Building better ecosystems

Khoreibi says that what makes Incubayt unique and different is that he and his colleagues “love to get our hands dirty with the entrepreneurs.”

“We come in early, and the entrepreneurs live in our offices.” “But not because we’re saying, ‘you got to get stuff done.’ It’s more like, ‘how can we help out?’

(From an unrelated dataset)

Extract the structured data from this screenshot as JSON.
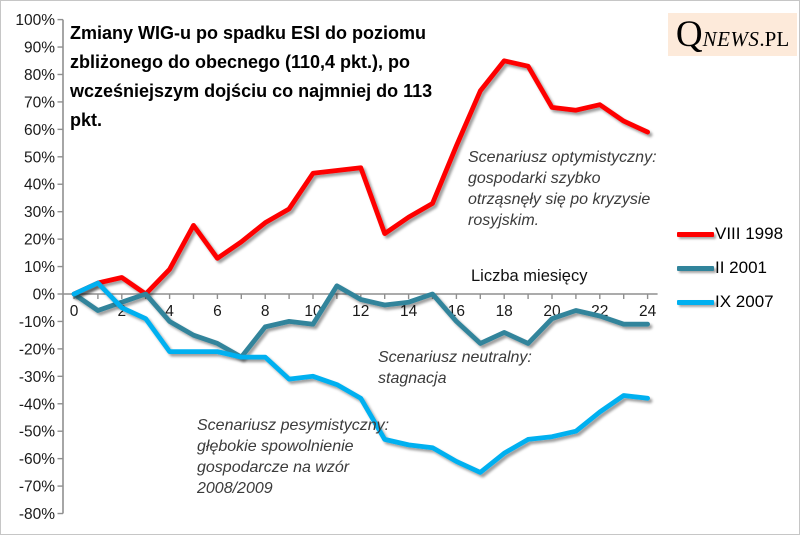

“Plus, I was a founder and understand the pain points other founders face on the journey from idea through to a liquidity event.”

What is Khoreibi’s message to young people in Saudi Arabia and the Middle East and North Africa region who are thinking of entrepreneurship rather than a salaried career?

“I would tell them first of all congratulations because there’s never been a better time. If you have a good idea, jump in there, and don’t be afraid to fail because failure is part of the entrepreneurial reality.

“There’s never been a stronger ecosystem in the region. All the trends are pushing in the right direction, and the support structures are in place.